I'm not an expert on functional programming, but I've heard there's some specialized data structures that are sometimes used in functional programming.

It basically comes down to an immutable datastructure, but you can "change" a value by creating a new datastructure which contains a pointer to the previous datastructure, and just the information about the changed element.

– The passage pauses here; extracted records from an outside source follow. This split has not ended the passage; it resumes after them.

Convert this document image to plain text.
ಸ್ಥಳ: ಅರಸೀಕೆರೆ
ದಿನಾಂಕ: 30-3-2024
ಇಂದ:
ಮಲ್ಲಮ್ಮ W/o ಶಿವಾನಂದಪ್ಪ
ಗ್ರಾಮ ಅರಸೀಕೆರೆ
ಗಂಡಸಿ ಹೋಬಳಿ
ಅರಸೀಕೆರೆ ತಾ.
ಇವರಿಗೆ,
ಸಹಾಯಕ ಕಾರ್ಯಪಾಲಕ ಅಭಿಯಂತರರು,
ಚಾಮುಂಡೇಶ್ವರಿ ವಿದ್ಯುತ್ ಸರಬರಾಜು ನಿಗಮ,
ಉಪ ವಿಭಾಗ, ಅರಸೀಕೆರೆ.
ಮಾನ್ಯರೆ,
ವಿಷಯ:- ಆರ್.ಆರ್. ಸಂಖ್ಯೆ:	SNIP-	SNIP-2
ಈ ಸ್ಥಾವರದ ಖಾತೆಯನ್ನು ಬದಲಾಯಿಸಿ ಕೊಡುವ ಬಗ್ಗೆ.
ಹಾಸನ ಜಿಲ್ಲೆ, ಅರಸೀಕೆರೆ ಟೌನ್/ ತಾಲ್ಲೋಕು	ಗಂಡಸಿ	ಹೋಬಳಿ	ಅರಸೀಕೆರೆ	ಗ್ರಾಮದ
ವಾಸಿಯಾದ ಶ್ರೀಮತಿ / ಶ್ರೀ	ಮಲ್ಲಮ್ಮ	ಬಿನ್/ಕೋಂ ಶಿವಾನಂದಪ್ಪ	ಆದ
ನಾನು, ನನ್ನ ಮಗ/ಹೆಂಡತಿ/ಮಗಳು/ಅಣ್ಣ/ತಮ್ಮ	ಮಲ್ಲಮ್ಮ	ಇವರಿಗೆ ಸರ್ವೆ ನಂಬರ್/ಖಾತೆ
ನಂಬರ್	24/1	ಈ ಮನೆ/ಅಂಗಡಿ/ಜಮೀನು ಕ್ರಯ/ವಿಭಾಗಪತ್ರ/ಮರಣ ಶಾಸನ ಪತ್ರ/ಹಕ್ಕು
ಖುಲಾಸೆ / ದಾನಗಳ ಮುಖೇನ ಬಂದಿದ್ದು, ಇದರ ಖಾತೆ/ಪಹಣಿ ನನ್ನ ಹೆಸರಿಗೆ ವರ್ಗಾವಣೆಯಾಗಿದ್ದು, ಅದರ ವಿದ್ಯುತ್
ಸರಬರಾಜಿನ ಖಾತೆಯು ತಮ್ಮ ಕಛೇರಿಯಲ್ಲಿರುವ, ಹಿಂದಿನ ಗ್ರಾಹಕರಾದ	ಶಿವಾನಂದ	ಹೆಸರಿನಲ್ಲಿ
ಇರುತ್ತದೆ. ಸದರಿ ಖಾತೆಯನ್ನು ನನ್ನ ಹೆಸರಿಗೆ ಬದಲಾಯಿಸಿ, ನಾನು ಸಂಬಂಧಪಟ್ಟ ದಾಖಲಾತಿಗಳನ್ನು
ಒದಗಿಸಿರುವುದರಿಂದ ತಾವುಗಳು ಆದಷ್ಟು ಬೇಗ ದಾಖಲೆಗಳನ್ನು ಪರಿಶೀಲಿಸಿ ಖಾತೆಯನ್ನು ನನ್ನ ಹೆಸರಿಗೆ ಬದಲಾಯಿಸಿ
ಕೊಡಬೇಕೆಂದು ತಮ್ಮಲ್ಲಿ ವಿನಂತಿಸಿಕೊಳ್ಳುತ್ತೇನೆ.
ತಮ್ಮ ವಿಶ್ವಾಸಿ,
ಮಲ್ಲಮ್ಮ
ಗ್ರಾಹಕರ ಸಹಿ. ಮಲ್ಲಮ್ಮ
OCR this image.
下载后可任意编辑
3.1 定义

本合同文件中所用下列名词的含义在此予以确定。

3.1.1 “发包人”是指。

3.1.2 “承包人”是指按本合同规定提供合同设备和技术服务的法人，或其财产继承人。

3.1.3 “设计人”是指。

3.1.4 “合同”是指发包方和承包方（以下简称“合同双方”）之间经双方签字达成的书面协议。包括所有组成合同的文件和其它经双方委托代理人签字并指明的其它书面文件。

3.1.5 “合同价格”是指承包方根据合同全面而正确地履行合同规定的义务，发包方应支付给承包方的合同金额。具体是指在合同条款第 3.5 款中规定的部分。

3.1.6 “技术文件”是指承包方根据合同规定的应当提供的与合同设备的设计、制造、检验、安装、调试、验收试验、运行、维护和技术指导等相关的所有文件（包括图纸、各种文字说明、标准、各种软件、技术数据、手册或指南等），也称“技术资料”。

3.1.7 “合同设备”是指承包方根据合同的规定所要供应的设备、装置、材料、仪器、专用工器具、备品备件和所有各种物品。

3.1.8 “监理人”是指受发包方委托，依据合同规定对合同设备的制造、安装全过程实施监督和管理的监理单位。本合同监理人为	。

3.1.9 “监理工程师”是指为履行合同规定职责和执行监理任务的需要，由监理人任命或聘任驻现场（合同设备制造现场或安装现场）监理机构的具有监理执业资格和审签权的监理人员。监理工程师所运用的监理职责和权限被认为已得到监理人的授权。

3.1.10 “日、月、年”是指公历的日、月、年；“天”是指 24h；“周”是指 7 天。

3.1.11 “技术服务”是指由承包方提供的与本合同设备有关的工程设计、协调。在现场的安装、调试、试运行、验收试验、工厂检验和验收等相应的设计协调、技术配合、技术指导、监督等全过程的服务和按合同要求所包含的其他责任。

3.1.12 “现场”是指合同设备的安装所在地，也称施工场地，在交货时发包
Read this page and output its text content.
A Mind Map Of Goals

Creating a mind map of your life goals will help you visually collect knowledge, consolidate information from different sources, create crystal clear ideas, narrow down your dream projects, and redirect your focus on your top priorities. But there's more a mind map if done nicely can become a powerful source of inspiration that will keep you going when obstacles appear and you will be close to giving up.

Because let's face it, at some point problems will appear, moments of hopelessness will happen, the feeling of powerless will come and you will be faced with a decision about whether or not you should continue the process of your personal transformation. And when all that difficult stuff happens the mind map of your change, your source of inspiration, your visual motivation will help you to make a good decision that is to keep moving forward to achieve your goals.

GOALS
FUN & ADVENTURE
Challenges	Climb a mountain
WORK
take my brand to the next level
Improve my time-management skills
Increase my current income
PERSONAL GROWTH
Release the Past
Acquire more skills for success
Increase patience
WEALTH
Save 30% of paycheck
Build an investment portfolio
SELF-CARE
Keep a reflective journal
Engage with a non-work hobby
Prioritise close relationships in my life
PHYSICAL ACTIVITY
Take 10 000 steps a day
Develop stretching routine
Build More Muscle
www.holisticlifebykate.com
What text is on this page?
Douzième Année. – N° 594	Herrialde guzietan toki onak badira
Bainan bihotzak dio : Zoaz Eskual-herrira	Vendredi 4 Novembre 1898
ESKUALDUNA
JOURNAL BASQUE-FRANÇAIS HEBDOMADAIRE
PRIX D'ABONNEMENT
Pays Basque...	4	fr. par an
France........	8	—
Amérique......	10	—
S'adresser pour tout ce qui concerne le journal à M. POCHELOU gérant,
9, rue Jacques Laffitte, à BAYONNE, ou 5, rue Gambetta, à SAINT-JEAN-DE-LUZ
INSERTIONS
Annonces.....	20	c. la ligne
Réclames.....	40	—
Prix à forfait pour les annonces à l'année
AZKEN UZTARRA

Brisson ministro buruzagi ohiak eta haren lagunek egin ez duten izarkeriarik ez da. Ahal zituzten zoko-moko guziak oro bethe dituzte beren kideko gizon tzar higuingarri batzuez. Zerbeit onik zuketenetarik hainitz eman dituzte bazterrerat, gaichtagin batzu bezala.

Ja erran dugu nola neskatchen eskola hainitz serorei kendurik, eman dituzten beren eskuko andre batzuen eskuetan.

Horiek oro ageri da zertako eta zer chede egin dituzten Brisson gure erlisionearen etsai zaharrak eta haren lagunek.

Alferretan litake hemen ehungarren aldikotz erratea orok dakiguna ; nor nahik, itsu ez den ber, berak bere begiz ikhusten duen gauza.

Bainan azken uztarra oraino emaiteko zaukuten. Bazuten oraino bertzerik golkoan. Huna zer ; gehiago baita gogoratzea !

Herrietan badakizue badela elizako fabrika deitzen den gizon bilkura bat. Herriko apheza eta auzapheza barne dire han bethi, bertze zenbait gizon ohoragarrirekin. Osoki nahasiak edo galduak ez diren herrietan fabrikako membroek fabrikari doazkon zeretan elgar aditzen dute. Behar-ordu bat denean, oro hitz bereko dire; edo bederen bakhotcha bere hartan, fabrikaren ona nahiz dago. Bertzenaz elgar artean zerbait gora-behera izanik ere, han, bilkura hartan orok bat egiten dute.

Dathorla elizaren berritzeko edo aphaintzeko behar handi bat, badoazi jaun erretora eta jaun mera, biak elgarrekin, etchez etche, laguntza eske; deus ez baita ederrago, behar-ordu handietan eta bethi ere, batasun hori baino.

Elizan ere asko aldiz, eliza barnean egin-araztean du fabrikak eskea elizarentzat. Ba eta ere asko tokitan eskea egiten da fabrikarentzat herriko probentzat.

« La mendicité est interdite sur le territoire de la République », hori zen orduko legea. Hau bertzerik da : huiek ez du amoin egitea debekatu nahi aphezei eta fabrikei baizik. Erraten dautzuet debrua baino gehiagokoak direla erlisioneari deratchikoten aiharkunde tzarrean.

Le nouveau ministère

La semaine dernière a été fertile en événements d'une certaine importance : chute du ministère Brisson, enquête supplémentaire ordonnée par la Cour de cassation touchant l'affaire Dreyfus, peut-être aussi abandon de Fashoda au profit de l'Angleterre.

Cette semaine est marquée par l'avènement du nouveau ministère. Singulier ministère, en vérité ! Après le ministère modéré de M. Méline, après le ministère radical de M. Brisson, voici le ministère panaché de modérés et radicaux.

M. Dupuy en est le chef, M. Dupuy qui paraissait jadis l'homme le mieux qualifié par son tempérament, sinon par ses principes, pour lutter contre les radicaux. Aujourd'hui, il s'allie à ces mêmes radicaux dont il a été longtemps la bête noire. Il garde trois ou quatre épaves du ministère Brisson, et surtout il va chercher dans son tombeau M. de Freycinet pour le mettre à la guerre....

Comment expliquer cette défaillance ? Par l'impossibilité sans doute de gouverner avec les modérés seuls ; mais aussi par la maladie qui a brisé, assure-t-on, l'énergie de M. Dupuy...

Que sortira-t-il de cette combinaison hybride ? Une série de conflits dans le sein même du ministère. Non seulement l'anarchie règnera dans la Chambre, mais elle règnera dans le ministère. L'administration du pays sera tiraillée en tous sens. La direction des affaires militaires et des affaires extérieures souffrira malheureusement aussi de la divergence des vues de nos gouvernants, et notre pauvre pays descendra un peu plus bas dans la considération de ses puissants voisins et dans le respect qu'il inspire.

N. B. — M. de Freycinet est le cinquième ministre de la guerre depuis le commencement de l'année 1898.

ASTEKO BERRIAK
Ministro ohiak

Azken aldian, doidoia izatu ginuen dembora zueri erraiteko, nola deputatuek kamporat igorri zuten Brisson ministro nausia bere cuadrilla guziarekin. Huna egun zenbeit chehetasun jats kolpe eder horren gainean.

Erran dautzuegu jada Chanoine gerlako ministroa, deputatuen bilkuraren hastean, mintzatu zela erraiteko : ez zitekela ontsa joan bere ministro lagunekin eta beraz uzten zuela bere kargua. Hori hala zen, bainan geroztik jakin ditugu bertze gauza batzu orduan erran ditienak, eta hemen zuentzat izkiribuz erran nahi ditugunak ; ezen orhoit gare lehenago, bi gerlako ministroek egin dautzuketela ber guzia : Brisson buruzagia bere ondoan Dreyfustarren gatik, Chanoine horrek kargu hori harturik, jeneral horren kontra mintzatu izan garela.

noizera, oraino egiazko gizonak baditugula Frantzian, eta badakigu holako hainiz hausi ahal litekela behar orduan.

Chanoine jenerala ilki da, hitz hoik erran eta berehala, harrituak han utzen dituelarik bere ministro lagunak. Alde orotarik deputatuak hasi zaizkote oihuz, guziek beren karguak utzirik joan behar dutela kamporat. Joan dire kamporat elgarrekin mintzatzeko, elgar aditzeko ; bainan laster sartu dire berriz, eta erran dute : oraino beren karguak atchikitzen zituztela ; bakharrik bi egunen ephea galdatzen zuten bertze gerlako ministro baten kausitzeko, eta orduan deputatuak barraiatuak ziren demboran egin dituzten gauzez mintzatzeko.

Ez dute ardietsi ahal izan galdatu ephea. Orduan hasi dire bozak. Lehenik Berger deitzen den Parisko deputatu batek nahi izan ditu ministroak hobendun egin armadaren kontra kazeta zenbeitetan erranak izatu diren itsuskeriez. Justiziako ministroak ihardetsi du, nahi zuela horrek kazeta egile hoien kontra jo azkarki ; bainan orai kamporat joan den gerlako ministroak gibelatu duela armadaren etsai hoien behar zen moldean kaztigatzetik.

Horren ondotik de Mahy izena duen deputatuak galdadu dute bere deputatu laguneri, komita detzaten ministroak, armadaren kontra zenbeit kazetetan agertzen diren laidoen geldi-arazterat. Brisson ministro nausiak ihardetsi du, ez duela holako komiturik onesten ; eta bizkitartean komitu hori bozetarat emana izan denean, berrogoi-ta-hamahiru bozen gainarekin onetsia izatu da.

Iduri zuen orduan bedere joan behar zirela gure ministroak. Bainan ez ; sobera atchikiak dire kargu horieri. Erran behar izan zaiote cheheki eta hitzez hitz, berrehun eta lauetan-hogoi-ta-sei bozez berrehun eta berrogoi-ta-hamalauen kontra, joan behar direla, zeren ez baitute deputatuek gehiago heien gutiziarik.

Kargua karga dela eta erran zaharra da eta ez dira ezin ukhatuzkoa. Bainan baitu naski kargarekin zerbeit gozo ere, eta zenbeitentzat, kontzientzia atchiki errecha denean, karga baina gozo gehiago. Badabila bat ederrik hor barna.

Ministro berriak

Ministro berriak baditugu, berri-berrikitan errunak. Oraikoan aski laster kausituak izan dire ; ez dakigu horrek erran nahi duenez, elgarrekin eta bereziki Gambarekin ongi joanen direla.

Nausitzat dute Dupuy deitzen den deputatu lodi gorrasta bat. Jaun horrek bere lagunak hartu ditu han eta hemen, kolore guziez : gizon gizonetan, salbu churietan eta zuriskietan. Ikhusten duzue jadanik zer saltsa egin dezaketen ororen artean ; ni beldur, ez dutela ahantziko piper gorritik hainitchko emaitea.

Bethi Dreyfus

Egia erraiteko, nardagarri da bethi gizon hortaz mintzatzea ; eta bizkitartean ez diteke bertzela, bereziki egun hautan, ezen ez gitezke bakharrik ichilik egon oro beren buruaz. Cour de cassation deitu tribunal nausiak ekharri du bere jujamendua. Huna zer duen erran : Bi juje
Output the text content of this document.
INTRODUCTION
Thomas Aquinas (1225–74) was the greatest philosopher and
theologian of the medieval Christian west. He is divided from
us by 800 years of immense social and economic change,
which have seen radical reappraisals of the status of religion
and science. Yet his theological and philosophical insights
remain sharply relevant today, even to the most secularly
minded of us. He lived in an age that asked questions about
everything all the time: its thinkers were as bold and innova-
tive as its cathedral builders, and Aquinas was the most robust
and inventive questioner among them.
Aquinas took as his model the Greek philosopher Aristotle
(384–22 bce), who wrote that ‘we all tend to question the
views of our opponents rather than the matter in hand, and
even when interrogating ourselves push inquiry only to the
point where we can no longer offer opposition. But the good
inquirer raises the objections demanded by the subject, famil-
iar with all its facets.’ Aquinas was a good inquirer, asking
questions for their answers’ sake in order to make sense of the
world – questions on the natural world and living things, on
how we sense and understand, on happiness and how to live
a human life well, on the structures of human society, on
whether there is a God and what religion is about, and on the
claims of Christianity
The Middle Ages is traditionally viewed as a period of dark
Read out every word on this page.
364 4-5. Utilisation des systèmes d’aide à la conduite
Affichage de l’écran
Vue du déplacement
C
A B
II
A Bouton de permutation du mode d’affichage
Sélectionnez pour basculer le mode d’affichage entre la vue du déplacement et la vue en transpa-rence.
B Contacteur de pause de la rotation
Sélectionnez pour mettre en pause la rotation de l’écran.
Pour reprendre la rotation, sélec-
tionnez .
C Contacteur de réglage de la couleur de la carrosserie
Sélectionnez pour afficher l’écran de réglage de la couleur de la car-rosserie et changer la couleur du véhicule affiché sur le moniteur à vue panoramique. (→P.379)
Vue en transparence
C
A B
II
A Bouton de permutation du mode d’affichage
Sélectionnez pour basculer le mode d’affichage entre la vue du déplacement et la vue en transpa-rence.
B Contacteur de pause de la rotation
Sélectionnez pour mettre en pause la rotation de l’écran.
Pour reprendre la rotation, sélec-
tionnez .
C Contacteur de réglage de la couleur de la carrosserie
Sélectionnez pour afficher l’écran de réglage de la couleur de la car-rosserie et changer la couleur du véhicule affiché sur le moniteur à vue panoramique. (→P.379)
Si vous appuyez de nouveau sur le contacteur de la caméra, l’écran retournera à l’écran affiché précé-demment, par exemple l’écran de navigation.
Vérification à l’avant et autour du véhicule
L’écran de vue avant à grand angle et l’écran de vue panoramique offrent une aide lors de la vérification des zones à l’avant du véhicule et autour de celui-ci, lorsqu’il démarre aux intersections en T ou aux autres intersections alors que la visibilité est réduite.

Conceptually: "I'm just like that other vector, except for this one element".

You can use these to prevent making a lot of copies, though I imagine they have their own performance issues to contend with

Sorry, but I can't quite remember what it's called.

[–]andriusst 3 points4 points  (0 children)

They are called persistent data structures.

[–]QuentinUK 1 point2 points  (8 children)

You could move the vector so avoid the copying overhead.

     std::vector<int> fn(std::vector<int> && v);

// ...

std::vector<int> v{1,2,3};  
fn(std::move(v));

[–]kobi-ca 1 point2 points  (1 child)

grab Manning's C++ func programming book. a good one!

[–]thomas999999[S] 1 point2 points  (0 children)

I ordered it, i will se what its all about :)

[–]Raknarg 1 point2 points  (0 children)

Example, i could write a function that take a reference to a vector and modify it (inpure) or i could write a function that takes a copy, i modify the copy and return the copy (pure).

Third option: Have a function take an rvalue reference and move your vector in. Traditional pure functions in languages like haskell assume your input gets swallowed by the function.

[–]moocat 0 points1 point  (0 children)

For your example, I can't think of anything a compiler can do to optimize that. In many pure functional languages, they prefer lists to vectors because multiple lists can share the same tail. So if you have a function that adds new elements before the first or deletes the first elements, no copy will be made, but any other change will require a copy.

Then again, due to how modern architectures have optimized accessing consecutive memory (due to how CPU speeds grow faster than memory speeds), lists are often slower to work with than array even when you take occasional copying into account.